New York Times Examines How PEPFAR Could Be Bush’s ‘Most Lasting Bipartisan Accomplishment’
The New York Times on Saturday examined how the President's Emergency Plan for AIDS Relief could be President Bush's "most lasting bipartisan accomplishment." According to the Times, PEPFAR is a "rare exception" to several of Bush's other initiatives, which are "not fully embraced by Democrats." About 1.4 million HIV-positive people have received antiretroviral drugs through PEPFAR, an increase from 50,000 receiving U.S.-funded drugs before the initiative was launched. In addition, PEPFAR has provided care to about 6.7 million people affected by HIV/AIDS, including 2.7 million orphans and other children, according to government figures. Drugs to prevent mother-to-child HIV transmission provided through PEPFAR have prevented an estimated 152,000 pediatric HIV cases, according to the government.

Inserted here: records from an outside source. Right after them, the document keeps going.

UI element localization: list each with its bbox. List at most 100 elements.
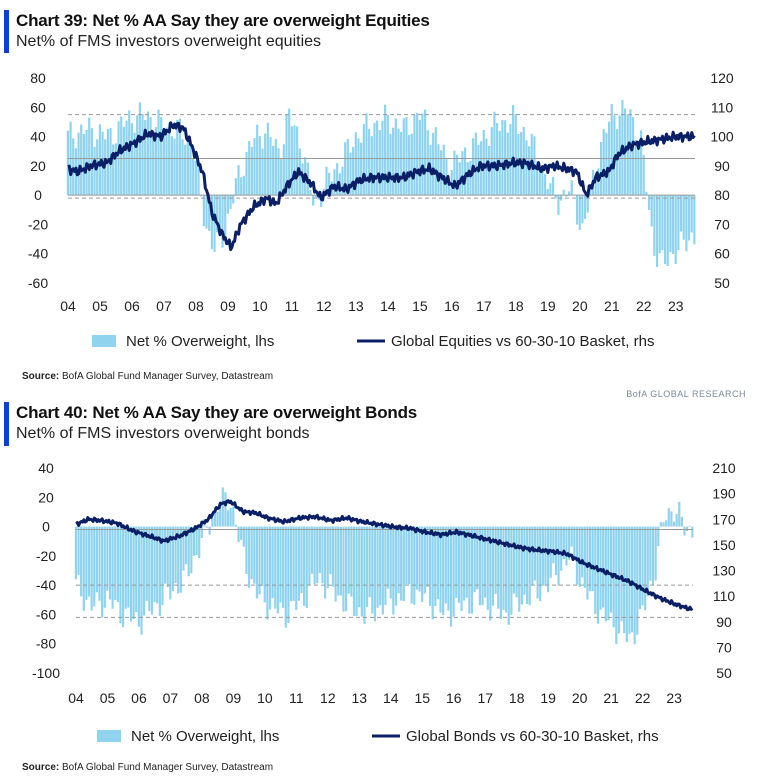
bar [591, 526, 594, 592]
bar [486, 526, 489, 610]
bar [181, 139, 184, 196]
bar [456, 154, 459, 196]
bar [476, 526, 479, 590]
bar [562, 189, 565, 196]
bar [638, 526, 642, 610]
bar [140, 526, 143, 635]
bar [544, 526, 547, 586]
x-tick-label: 10 [252, 298, 268, 314]
chart-39-svg: 80 60 40 20 0 -20 -40 -60 120 110 100 90 80 70 60 50 04 0… [28, 70, 734, 350]
bar [93, 146, 96, 196]
bar [213, 506, 217, 527]
bar [376, 120, 379, 196]
bar [358, 526, 361, 608]
bar [583, 526, 586, 588]
bar [583, 195, 587, 219]
bar [282, 144, 285, 196]
bar [226, 510, 230, 527]
bar [328, 172, 331, 196]
bar [659, 522, 662, 527]
x-tick-label: 23 [666, 690, 682, 706]
bar [365, 113, 368, 196]
x-tick-label: 15 [414, 690, 430, 706]
bar [368, 526, 371, 598]
y-right-tick-label: 80 [714, 187, 730, 203]
bar [691, 526, 694, 538]
bar [355, 526, 358, 617]
bar [549, 183, 552, 196]
bar [72, 138, 75, 196]
bar [626, 114, 629, 196]
bar [565, 195, 568, 197]
bar [650, 195, 653, 227]
x-tick-label: 07 [156, 298, 172, 314]
chart-title: Chart 39: Net % AA Say they are overweig… [16, 11, 430, 30]
bar [368, 129, 371, 196]
source-label: Source: [22, 371, 60, 382]
x-tick-label: 06 [124, 298, 140, 314]
x-tick-label: 11 [289, 690, 304, 706]
bar [133, 132, 136, 196]
bar [670, 511, 673, 527]
series-line [67, 121, 696, 252]
y-left-tick-label: -60 [28, 275, 48, 291]
bar [639, 130, 643, 196]
bar [674, 195, 677, 264]
bar [279, 526, 282, 603]
bar [631, 117, 635, 196]
bar [274, 138, 277, 196]
bar [253, 138, 256, 196]
bar [636, 526, 639, 635]
bar [605, 132, 608, 196]
bar [221, 195, 224, 248]
y-left-tick-label: 20 [38, 489, 54, 505]
bar [541, 165, 544, 196]
bar [494, 526, 497, 595]
bar [297, 526, 300, 601]
legend-line-label: Global Equities vs 60-30-10 Basket, rhs [391, 333, 654, 350]
source-text: BofA Global Fund Manager Survey, Datastr… [62, 762, 274, 773]
y-right-tick-label: 110 [713, 588, 736, 604]
x-tick-label: 16 [446, 690, 462, 706]
bar [80, 124, 83, 196]
bar [144, 120, 147, 196]
x-tick-label: 14 [383, 690, 399, 706]
x-tick-label: 17 [477, 690, 493, 706]
bar [646, 526, 649, 597]
bar [170, 136, 173, 196]
bar [538, 172, 541, 196]
bar [226, 195, 229, 214]
bar [405, 526, 408, 585]
y-right-tick-label: 110 [711, 99, 734, 115]
bar [397, 526, 400, 594]
bar [440, 150, 443, 196]
bar [578, 526, 581, 587]
bar [410, 526, 413, 604]
x-tick-label: 04 [60, 298, 76, 314]
bar [321, 526, 324, 584]
bar [473, 526, 476, 593]
bar [570, 180, 573, 196]
bar [671, 195, 675, 255]
x-tick-label: 21 [604, 298, 620, 314]
bar [242, 526, 245, 547]
bar [363, 526, 366, 624]
y-right-tick-label: 120 [710, 70, 734, 86]
bar [394, 118, 397, 196]
bar [190, 526, 193, 574]
bar [205, 195, 208, 229]
bar [240, 526, 243, 540]
bar [644, 526, 647, 611]
bar [242, 175, 245, 196]
bar [381, 120, 384, 196]
bar [525, 140, 528, 196]
bar [663, 195, 667, 265]
bar [135, 526, 138, 613]
bar [305, 526, 308, 609]
bar [669, 195, 672, 253]
bar [237, 526, 240, 543]
bar [654, 526, 657, 581]
bar [503, 120, 507, 196]
bar [501, 119, 504, 196]
bar [434, 526, 437, 607]
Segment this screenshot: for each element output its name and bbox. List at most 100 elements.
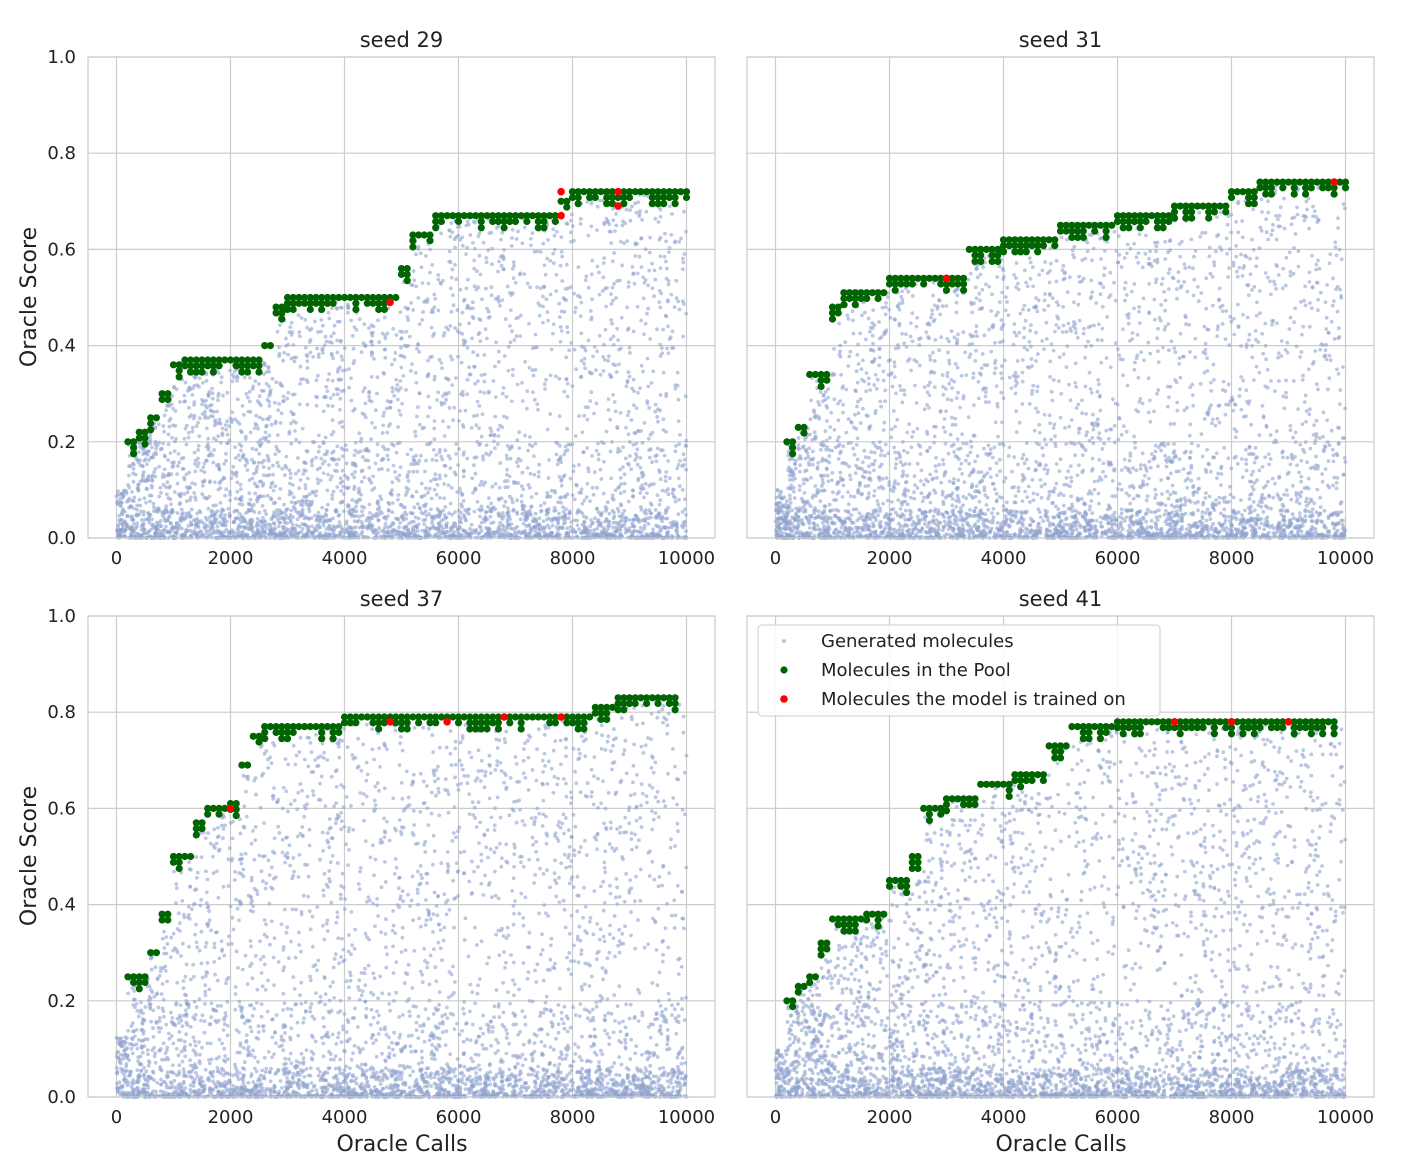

PEPFAR, which was announced in Bush's 2003 State of the Union address, initially called for $15 billion for HIV/AIDS prevention, treatment and care and focused on 15 countries with high HIV prevalence. Bush now is calling on Congress to reauthorize the program at $30 billion for five years. Bush in February plans to visit Africa to "make his case" for PEPFAR's reauthorization and to "burnish the compassionate conservative side of his legacy," according to the Times.
Critics of the program have expressed concern about a requirement that at least one-third of HIV prevention funds focus countries receive through PEPFAR be used for abstinence-until-marriage programs. Paul Zeitz, executive director of the Global AIDS Alliance, said the program has been limited by "ideologically driven policies." Despite such reservations, many critics conclude that through PEPFAR, Bush has "spawned a philosophical revolution" and has "put to rest the notion that because patients were poor or uneducated they did not deserve, or could not be taught to use, medicine that could mean the difference between life and death," the Times reports.
According to Michael Gerson, a former speechwriter for Bush, PEPFAR "fit a broader conception of [Bush's] view of America's purpose in the world, which included not just the liberation of other people, but their treatment for disease." According to the Times, several Democrats, including Sen. John Kerry (Mass.), "find it difficult to argue" with the success of PEPFAR. "It's a good thing that [Bush] wanted" to start the program, Kerry said, adding that PEPFAR "represents a tremendous accomplishment for the country."
Some HIV/AIDS experts have said that PEPFAR funding could be spent more efficiently, and other advocates say that $50 billion -- not $30 billion as Bush has requested -- is needed. However, the "fight is not over whether to reauthorize the program, but how," according to the Times (Stolberg, New York Times, 1/5).